Turns out that there seems to be a strong cultural component:
In the United States, at least 9 percent of school-aged children have been diagnosed with ADHD, and are taking pharmaceutical medications. In France, the percentage of kids diagnosed and medicated for ADHD is less than .5 percent. How has the epidemic of ADHD—firmly established in the U.S.—almost completely passed over children in France?
Is ADHD a biological-neurological disorder? Surprisingly, the answer to this question depends on whether you live in France or in the U.S. In the United States, child psychiatrists consider ADHD to be a biological disorder with biological causes. The preferred treatment is also biological—psycho stimulant medications such as Ritalin and Adderall.
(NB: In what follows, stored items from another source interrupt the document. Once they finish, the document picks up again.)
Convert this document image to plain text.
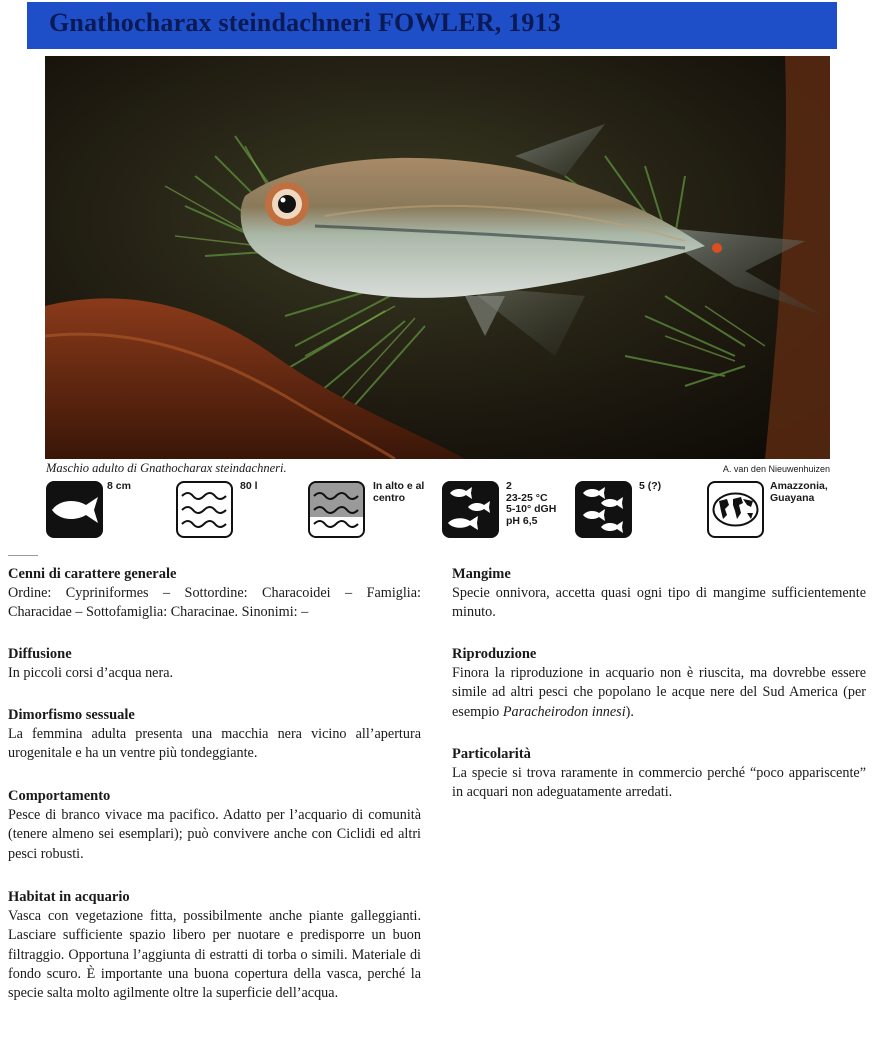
Gnathocharax steindachneri FOWLER, 1913
Maschio adulto di Gnathocharax steindachneri.	A. van den Nieuwenhuizen
8 cm	80 l	In alto e al
centro
2
23-25 °C
5-10° dGH
pH 6,5
5 (?)	Amazzonia,
Guayana
Cenni di carattere generale

Ordine: Cypriniformes – Sottordine: Characoidei – Famiglia: Characidae – Sottofamiglia: Characinae. Sinonimi: –

Diffusione

In piccoli corsi d’acqua nera.

Dimorfismo sessuale

La femmina adulta presenta una macchia nera vicino all’apertura urogenitale e ha un ventre più tondeggiante.

Comportamento

Pesce di branco vivace ma pacifico. Adatto per l’acquario di comunità (tenere almeno sei esemplari); può convivere anche con Ciclidi ed altri pesci robusti.

Habitat in acquario

Vasca con vegetazione fitta, possibilmente anche piante galleggianti. Lasciare sufficiente spazio libero per nuotare e predisporre un buon filtraggio. Opportuna l’aggiunta di estratti di torba o simili. Materiale di fondo scuro. È importante una buona copertura della vasca, perché la specie salta molto agilmente oltre la superficie dell’acqua.

Mangime

Specie onnivora, accetta quasi ogni tipo di mangime sufficientemente minuto.

Riproduzione

Finora la riproduzione in acquario non è riuscita, ma dovrebbe essere simile ad altri pesci che popolano le acque nere del Sud America (per esempio Paracheirodon innesi).

Particolarità

La specie si trova raramente in commercio perché “poco appariscente” in acquari non adeguatamente arredati.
French child psychiatrists, on the other hand, view ADHD as a medical condition that has psycho-social and situational causes. Instead of treating children's focusing and behavioral problems with drugs, French doctors prefer to look for the underlying issue that is causing the child distress—not in the child's brain but in the child's social context. They then choose to treat the underlying social context problem with psychotherapy or family counseling. This is a very different way of seeing things from the American tendency to attribute all symptoms to a biological dysfunction such as a chemical imbalance in the child's brain.
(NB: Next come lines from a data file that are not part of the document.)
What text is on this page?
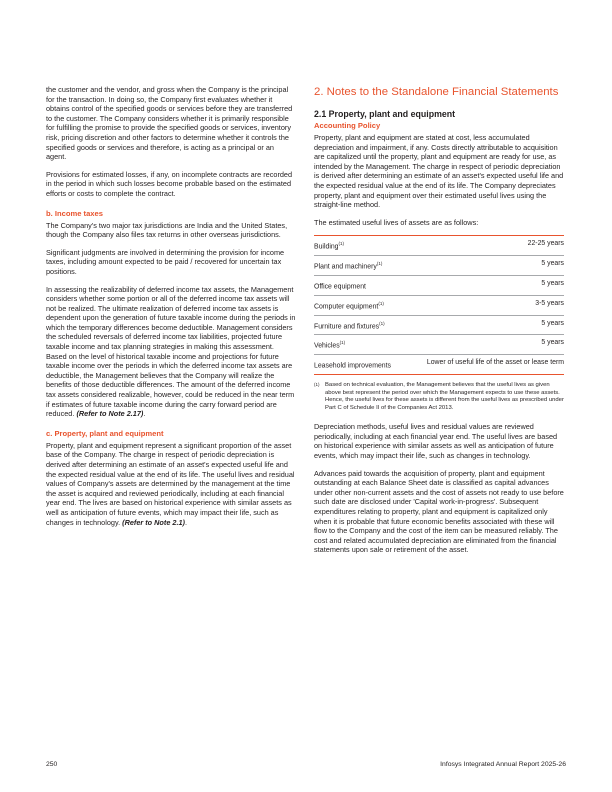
the customer and the vendor, and gross when the Company is the principal for the transaction. In doing so, the Company first evaluates whether it obtains control of the specified goods or services before they are transferred to the customer. The Company considers whether it is primarily responsible for fulfilling the promise to provide the specified goods or services, inventory risk, pricing discretion and other factors to determine whether it controls the specified goods or services and therefore, is acting as a principal or an agent.

Provisions for estimated losses, if any, on incomplete contracts are recorded in the period in which such losses become probable based on the estimated efforts or costs to complete the contract.

b. Income taxes

The Company's two major tax jurisdictions are India and the United States, though the Company also files tax returns in other overseas jurisdictions.

Significant judgments are involved in determining the provision for income taxes, including amount expected to be paid / recovered for uncertain tax positions.

In assessing the realizability of deferred income tax assets, the Management considers whether some portion or all of the deferred income tax assets will not be realized. The ultimate realization of deferred income tax assets is dependent upon the generation of future taxable income during the periods in which the temporary differences become deductible. Management considers the scheduled reversals of deferred income tax liabilities, projected future taxable income and tax planning strategies in making this assessment. Based on the level of historical taxable income and projections for future taxable income over the periods in which the deferred income tax assets are deductible, the Management believes that the Company will realize the benefits of those deductible differences. The amount of the deferred income tax assets considered realizable, however, could be reduced in the near term if estimates of future taxable income during the carry forward period are reduced. (Refer to Note 2.17).

c. Property, plant and equipment

Property, plant and equipment represent a significant proportion of the asset base of the Company. The charge in respect of periodic depreciation is derived after determining an estimate of an asset's expected useful life and the expected residual value at the end of its life. The useful lives and residual values of Company's assets are determined by the management at the time the asset is acquired and reviewed periodically, including at each financial year end. The lives are based on historical experience with similar assets as well as anticipation of future events, which may impact their life, such as changes in technology. (Refer to Note 2.1).

2. Notes to the Standalone Financial Statements
2.1 Property, plant and equipment
Accounting Policy

Property, plant and equipment are stated at cost, less accumulated depreciation and impairment, if any. Costs directly attributable to acquisition are capitalized until the property, plant and equipment are ready for use, as intended by the Management. The charge in respect of periodic depreciation is derived after determining an estimate of an asset's expected useful life and the expected residual value at the end of its life. The Company depreciates property, plant and equipment over their estimated useful lives using the straight-line method.

The estimated useful lives of assets are as follows:

Building$^{(1)}$	22-25 years
Plant and machinery$^{(1)}$	5 years
Office equipment	5 years
Computer equipment$^{(1)}$	3-5 years
Furniture and fixtures$^{(1)}$	5 years
Vehicles$^{(1)}$	5 years
Leasehold improvements	Lower of useful life of the asset or lease term
(1) Based on technical evaluation, the Management believes that the useful lives as given above best represent the period over which the Management expects to use these assets. Hence, the useful lives for these assets is different from the useful lives as prescribed under Part C of Schedule II of the Companies Act 2013.

Depreciation methods, useful lives and residual values are reviewed periodically, including at each financial year end. The useful lives are based on historical experience with similar assets as well as anticipation of future events, which may impact their life, such as changes in technology.

Advances paid towards the acquisition of property, plant and equipment outstanding at each Balance Sheet date is classified as capital advances under other non-current assets and the cost of assets not ready to use before such date are disclosed under 'Capital work-in-progress'. Subsequent expenditures relating to property, plant and equipment is capitalized only when it is probable that future economic benefits associated with these will flow to the Company and the cost of the item can be measured reliably. The cost and related accumulated depreciation are eliminated from the financial statements upon sale or retirement of the asset.

250	Infosys Integrated Annual Report 2025-26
As in all things, we need to look for the ultimate cause, not the proximate cause. In other words, my father, for example, died of congestive heart failure. That's what his death certificate says. But that was just the proximate cause...the ultimate cause was a lifetime of poor habits and poor choices.
I'm not a doctor, so the situation is obviously complex and multi-layered. But it sure seems that with ADHD, drug treatments would deal only with suppressing the proximate undesirable behaviors, while ignoring the ultimate psycho-social causes.